200 morts à Bombay, les soupçons se portent sur les islamistes

La police indienne pointait du doigt les rebelles islamistes mercredi au lendemain des attentats qui ont fait au moins 200 morts dans la capitale financière de l'Inde Bombay, alors que le Premier ministre indien Manmohan Singh appelait les Indiens au calme et à l'unité.

(afp) Le dernier bilan de ces attentats, qui ont frappé mardi soir à l'heure de pointe de manière quasi-simultanée trains et gares de Bombay et de sa banlieue, a atteint 200 morts et 714 blessés, selon R.R. Patil, l'adjoint au chef du gouvernement de l'Etat du Maharashtra, dont Bombay est la capitale. Ces attaques, parmi les plus meurtrières dans le monde depuis la fin des années 70, n'ont pas été revendiquées. Déjà les soupçons se portaient sur des groupes rebelles islamistes, comme cela avait été le cas après les attentats également quasi-simultanés de Bénarès, dans le nord du pays, en mars (23 morts) et de New Delhi en octobre (66 morts).

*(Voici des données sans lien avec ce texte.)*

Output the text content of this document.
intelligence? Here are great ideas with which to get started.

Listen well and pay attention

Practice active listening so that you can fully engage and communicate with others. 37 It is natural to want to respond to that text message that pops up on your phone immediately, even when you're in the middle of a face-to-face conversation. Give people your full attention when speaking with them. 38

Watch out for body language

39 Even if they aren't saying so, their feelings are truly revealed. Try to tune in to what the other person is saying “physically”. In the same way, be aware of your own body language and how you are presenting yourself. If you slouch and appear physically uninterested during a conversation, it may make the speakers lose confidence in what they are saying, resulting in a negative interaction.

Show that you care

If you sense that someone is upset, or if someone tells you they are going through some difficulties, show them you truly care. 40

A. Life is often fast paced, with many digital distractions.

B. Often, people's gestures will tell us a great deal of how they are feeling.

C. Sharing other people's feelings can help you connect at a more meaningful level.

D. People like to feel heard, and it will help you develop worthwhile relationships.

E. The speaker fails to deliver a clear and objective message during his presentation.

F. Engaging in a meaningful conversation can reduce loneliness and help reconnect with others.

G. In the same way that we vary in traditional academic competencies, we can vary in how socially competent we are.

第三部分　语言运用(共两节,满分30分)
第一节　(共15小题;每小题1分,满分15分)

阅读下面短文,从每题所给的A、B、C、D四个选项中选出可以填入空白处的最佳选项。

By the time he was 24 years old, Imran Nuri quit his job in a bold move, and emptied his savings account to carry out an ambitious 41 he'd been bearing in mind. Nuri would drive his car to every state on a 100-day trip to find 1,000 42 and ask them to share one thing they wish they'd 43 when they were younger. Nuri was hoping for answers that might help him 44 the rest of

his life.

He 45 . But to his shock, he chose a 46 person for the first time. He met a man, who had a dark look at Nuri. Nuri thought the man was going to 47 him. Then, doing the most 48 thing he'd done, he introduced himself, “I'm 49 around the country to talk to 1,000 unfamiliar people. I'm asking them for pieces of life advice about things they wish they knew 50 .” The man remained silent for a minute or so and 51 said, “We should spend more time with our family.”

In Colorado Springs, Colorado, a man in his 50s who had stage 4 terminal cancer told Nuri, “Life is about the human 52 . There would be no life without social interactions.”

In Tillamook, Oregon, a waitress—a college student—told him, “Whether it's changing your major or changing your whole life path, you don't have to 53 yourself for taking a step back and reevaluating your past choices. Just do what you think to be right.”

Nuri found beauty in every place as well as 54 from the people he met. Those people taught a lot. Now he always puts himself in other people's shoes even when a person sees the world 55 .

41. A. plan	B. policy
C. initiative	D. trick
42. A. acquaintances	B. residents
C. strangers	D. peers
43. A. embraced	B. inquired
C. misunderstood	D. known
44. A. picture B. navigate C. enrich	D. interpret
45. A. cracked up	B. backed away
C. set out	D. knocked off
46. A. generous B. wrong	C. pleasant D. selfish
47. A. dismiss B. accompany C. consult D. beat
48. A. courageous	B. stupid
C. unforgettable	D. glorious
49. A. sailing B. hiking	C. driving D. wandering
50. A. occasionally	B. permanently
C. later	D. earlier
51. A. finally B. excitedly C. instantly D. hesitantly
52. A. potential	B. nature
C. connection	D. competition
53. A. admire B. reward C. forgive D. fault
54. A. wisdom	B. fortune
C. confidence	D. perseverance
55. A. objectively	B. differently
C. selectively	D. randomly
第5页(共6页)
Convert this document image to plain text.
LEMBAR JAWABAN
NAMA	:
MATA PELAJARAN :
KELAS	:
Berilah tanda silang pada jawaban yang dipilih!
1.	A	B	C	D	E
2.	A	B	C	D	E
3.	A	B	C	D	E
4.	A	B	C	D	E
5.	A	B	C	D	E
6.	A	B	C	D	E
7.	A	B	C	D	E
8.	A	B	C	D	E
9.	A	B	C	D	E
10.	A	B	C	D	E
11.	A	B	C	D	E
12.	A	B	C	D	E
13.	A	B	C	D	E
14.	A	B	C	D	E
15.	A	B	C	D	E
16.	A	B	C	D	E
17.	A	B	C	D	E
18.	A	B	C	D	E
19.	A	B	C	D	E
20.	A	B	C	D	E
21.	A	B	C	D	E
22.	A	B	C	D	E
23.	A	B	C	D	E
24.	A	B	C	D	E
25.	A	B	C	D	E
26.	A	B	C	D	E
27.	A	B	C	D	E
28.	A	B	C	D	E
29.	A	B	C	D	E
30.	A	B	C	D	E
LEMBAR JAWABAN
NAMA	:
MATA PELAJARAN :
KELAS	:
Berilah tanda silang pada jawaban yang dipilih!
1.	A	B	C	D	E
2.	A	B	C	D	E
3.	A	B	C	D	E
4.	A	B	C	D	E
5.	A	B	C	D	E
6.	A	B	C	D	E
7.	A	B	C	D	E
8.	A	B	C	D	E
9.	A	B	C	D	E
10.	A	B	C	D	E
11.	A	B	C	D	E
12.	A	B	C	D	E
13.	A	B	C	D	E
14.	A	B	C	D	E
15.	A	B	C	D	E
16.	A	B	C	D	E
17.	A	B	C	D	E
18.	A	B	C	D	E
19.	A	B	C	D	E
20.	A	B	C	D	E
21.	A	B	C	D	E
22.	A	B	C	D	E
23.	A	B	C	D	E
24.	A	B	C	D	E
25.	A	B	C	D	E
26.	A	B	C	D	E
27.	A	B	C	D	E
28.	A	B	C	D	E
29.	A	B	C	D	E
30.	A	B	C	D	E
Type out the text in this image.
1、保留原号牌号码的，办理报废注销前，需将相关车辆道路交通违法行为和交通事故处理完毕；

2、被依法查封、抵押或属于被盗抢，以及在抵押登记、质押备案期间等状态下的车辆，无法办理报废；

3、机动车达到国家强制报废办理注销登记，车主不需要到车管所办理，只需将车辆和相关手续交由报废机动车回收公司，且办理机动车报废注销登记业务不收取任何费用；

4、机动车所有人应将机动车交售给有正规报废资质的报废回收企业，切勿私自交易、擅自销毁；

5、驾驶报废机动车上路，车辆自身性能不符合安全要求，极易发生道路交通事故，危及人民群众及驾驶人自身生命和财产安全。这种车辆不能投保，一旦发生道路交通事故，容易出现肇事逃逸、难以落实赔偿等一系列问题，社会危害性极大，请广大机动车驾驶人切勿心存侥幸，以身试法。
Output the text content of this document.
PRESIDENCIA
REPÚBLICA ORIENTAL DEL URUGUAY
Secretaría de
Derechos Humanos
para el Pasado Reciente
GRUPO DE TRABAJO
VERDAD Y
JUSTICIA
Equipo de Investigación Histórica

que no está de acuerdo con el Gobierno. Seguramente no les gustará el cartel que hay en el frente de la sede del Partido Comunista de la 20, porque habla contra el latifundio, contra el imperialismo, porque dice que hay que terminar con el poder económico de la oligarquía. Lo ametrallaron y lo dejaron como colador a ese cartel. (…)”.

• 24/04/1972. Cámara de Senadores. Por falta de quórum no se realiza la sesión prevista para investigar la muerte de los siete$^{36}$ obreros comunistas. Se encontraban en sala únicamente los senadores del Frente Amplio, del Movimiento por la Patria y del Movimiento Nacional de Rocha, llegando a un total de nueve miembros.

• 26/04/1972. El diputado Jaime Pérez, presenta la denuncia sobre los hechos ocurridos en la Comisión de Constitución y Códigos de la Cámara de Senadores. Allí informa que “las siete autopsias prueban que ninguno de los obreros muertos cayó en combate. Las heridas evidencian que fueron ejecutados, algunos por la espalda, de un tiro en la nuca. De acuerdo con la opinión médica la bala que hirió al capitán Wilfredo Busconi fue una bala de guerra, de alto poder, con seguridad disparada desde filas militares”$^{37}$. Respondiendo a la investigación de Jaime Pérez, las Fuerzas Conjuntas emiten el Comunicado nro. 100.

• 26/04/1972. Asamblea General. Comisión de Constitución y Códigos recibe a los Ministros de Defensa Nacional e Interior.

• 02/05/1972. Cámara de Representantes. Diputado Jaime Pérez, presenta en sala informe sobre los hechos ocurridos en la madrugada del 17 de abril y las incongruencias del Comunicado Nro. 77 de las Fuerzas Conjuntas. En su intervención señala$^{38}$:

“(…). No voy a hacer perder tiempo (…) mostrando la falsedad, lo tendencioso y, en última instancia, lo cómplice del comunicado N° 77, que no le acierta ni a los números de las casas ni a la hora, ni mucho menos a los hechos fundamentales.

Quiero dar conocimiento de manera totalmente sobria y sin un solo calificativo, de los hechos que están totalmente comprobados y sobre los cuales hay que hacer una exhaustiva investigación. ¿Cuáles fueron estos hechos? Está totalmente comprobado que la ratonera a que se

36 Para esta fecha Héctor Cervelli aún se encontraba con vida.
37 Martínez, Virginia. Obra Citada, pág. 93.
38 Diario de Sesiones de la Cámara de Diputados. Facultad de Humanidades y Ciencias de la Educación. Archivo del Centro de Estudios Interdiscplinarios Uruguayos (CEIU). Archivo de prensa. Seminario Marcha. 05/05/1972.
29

"Le mode opératoire semble similaire à (celui utilisé) par le Lashkar-e-Taiba", un groupe extrémiste islamiste actif au Cachemire indien en proie à une insurrection séparatiste depuis 1989, a déclaré P.S Pasricha, chef de la police régionale. "Je ne peux pas dire catégoriquement que c'était eux car les rapports (des experts) ne sont pas encore arrivés", a-t-il cependant ajouté, évoquant également la possibilité que ces attentats soient l'oeuvre de groupuscules régionaux liés à un groupe plus important. Des sources haut placées des services de renseignements citées par The Times of India, ont indiqué que la police enquêtait sur les liens entre le Lashkar et un groupe islamiste indien interdit, le Students' Islamic Movement of India (SIMI).

Le Lashkar, interdit au Pakistan et en Inde, avait été accusé ou soupçonné par la police indienne d'être à l'origine des attentats de New Delhi et de Bénarès et de l'attaque contre le Parlement fédéral en décembre 2001 à l'origine d'une crise majeure entre l'Inde et le Pakistan. "C'était une opération bien coordonnée et bien préparée et il semble qu'une puissance importante soit derrière tout cela", a commenté K.P. Raghuvanshi, le chef de la brigade antiterroriste de la police de Bombay. Au Cachemire indien, le Lashkar a rejeté ces allégations et condamné ces "massacres". Le plus grand groupe islamiste actif dans ce territoire, le Hizbul Mujahedin, a également affirmé n'être pas impliqué dans ces attaques.

L'Inde et le Pakistan se disputent le Cachemire depuis la partition de 1947 et New Delhi accuse Islamabad d'aider matériellement les rebelles islamistes à opérer dans la partie indienne du territoire. Le Pakistan a toujours réfuté ces allégations. Plusieurs analystes ont estimé que ces attentats visaient à porter un coup à l'économie et à attiser les violences entre hindous et musulmans. Mais le Premier ministre Manmohan Singh a prévenu, lors d'une adresse à la nation, que "personne ne peut mettre l'Inde à genoux" et appelé les Indiens à l'unité.